Genomic data analysis in evolutionary biology is becoming so computationally intensive that analysis of multiple hypotheses and scenarios takes too long on a single desktop computer. In this chapter, we discuss techniques for scaling computations through parallelization of calculations, after giving a quick overview of advanced programming techniques. Unfortunately, parallel programming is difficult and requires special software design. The alternative, especially attractive for legacy software, is to introduce poor man's parallelization by running whole programs in parallel as separate processes, using job schedulers. Such pipelines are often deployed on bioinformatics computer clusters. Recent advances in PC virtualization have made it possible to run a full computer operating system, with all of its installed software, on top of another operating system, inside a "box," or virtual machine (VM). Such a VM can flexibly be deployed on multiple computers, in a local network, e.g., on existing desktop PCs, and even in the Cloud, to create a "virtual" computer cluster. Many bioinformatics applications in evolutionary biology can be run in parallel, running processes in one or more VMs. Here, we show how a ready-made bioinformatics VM image, named BioNode, effectively creates a computing cluster, and pipeline, in a few steps. This allows researchers to scale-up computations from their desktop, using available hardware, anytime it is required.
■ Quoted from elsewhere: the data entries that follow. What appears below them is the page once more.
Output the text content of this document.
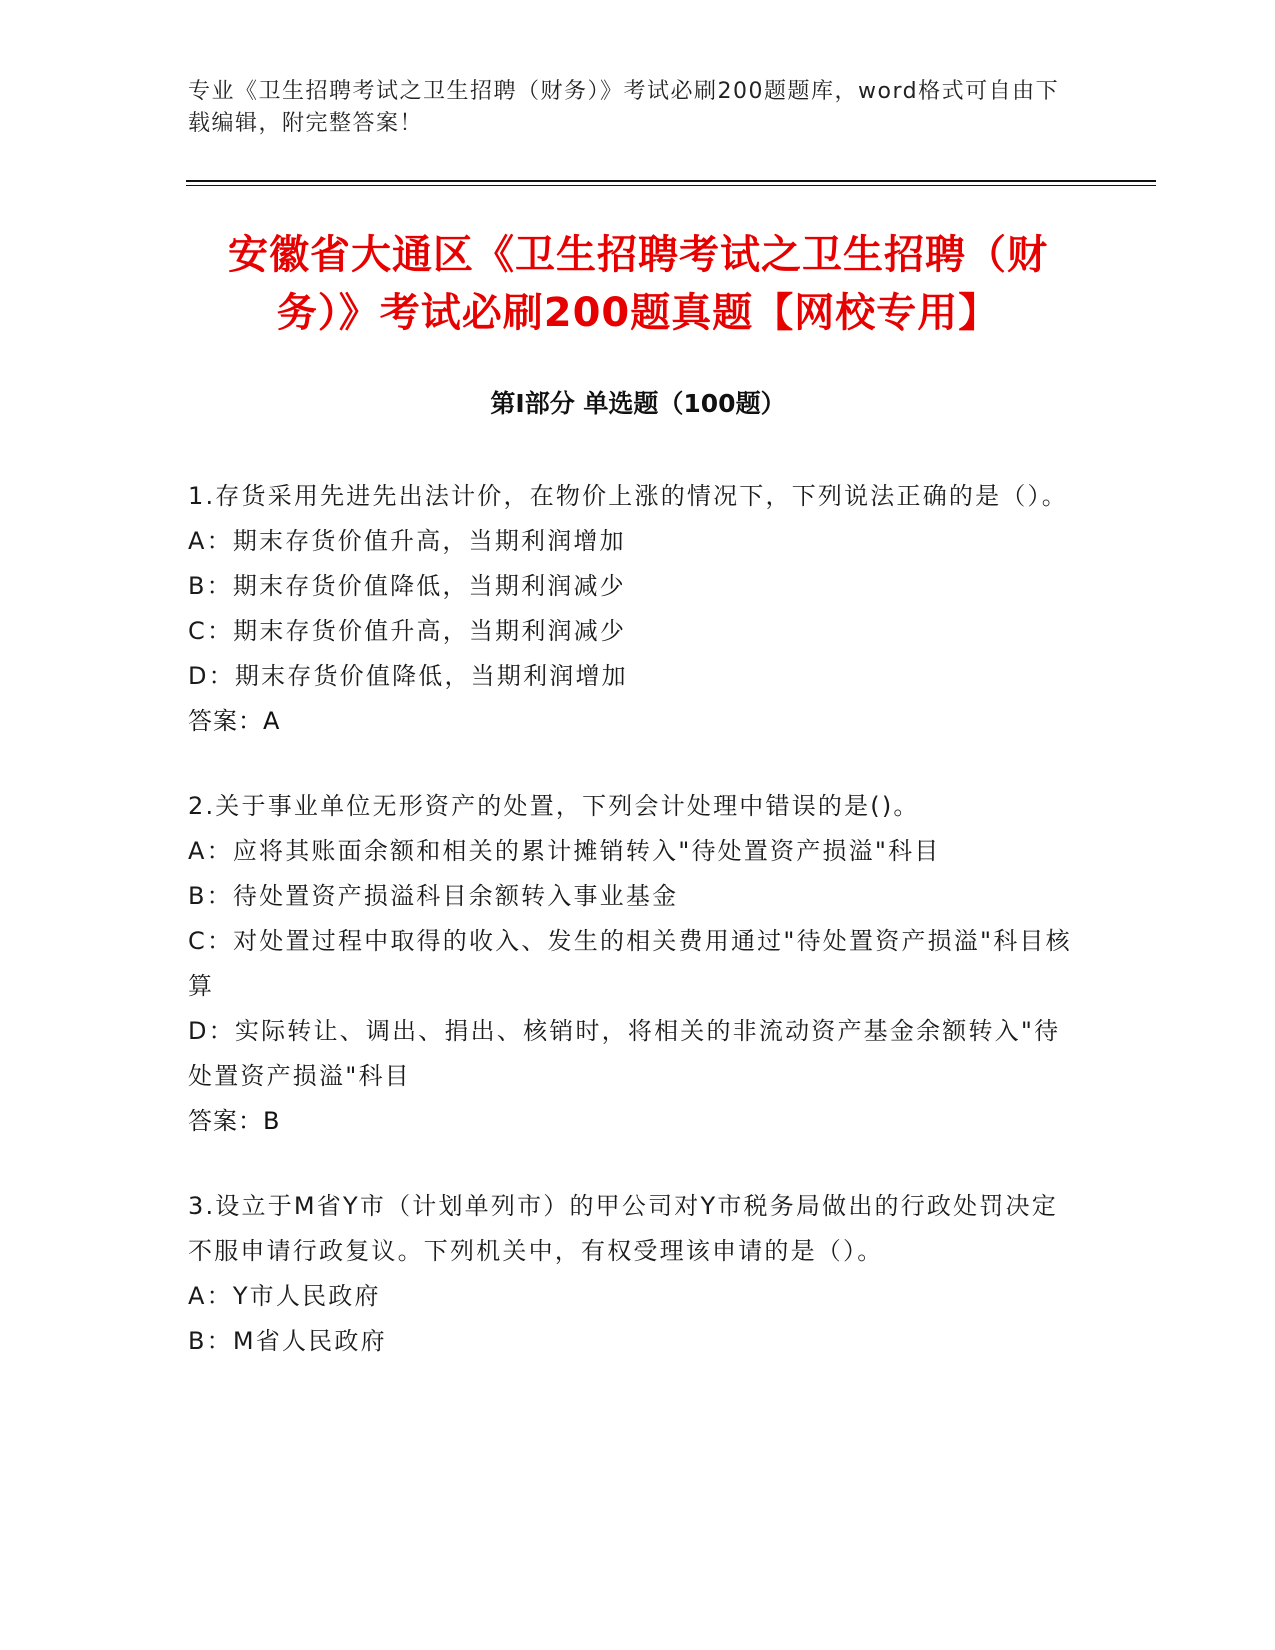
专业《卫生招聘考试之卫生招聘（财务）》考试必刷200题题库，word格式可自由下载编辑，附完整答案！
安徽省大通区《卫生招聘考试之卫生招聘（财务）》考试必刷200题真题【网校专用】
第I部分 单选题（100题）
1.存货采用先进先出法计价，在物价上涨的情况下，下列说法正确的是（）。
A：期末存货价值升高，当期利润增加
B：期末存货价值降低，当期利润减少
C：期末存货价值升高，当期利润减少
D：期末存货价值降低，当期利润增加
答案：A
2.关于事业单位无形资产的处置，下列会计处理中错误的是()。
A：应将其账面余额和相关的累计摊销转入"待处置资产损溢"科目
B：待处置资产损溢科目余额转入事业基金
C：对处置过程中取得的收入、发生的相关费用通过"待处置资产损溢"科目核算
D：实际转让、调出、捐出、核销时，将相关的非流动资产基金余额转入"待处置资产损溢"科目
答案：B
3.设立于M省Y市（计划单列市）的甲公司对Y市税务局做出的行政处罚决定不服申请行政复议。下列机关中，有权受理该申请的是（）。
A：Y市人民政府
B：M省人民政府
BioNode is based on Debian Linux and can run on networked PCs and in the Cloud. Over 200 bioinformatics and statistical software packages, of interest to evolutionary biology, are included, such as PAML, Muscle, MAFFT, MrBayes, and BLAST. Most of these software packages are maintained through the Debian Med project. In addition, BioNode contains convenient configuration scripts for parallelizing bioinformatics software. Where Debian Med encourages packaging free and open source bioinformatics software through one central project, BioNode encourages creating free and open source VM images, for multiple targets, through one central project. BioNode can be deployed on Windows, OSX, Linux, and in the Cloud. Next to the downloadable BioNode images, we provide tutorials online, which empower bioinformaticians to install and run BioNode in different environments, as well as information for future initiatives, on creating and building such images.

摘要

进化生物学中的基因组数据分析对计算能力的要求越来越高，以至于在单台台式计算机上分析多个假设和情景耗时过长。在本章中，我们在简要概述高级编程技术之后，将讨论通过计算并行化来扩展计算的技术。不幸的是，并行编程难度较大，需要特殊的软件设计。另一种选择，对遗留软件尤其有吸引力，是通过使用作业调度器将整个程序作为单独的进程并行运行来引入简易并行化。这样的管道通常部署在生物信息学计算机集群上。个人计算机虚拟化的最新进展使得在另一个操作系统之上的“盒子”或虚拟机（VM）中运行完整的计算机操作系统及其所有已安装软件成为可能。这样的虚拟机可以灵活地部署在本地网络中的多台计算机上，例如现有的台式个人计算机上，甚至可以部署在云端，以创建一个“虚拟”计算机集群。进化生物学中的许多生物信息学应用程序可以并行运行，在一个或多个虚拟机中运行进程。在这里，我们展示了一个名为BioNode的现成生物信息学虚拟机镜像如何通过几个步骤有效地创建一个计算集群和管道。这使研究人员能够根据需要，利用可用硬件从他们的台式计算机扩展计算能力。BioNode基于Debian Linux，可以在联网的个人计算机和云端运行。其中包含200多个进化生物学感兴趣的生物信息学和统计软件包，如PAML、Muscle、MAFFT、MrBayes和BLAST。这些软件包大多通过Debian Med项目维护。此外，BioNode包含用于并行化生物信息学软件的便捷配置脚本。Debian Med鼓励通过一个中央项目打包免费和开源的生物信息学软件，而BioNode则鼓励通过一个中央项目为多个目标创建免费和开源的虚拟机镜像。BioNode可以部署在Windows、OSX、Linux以及云端。除了可下载的BioNode镜像外，我们还在线提供教程，帮助生物信息学家在不同环境中安装和运行BioNode，以及提供有关创建和构建此类镜像的未来计划的信息。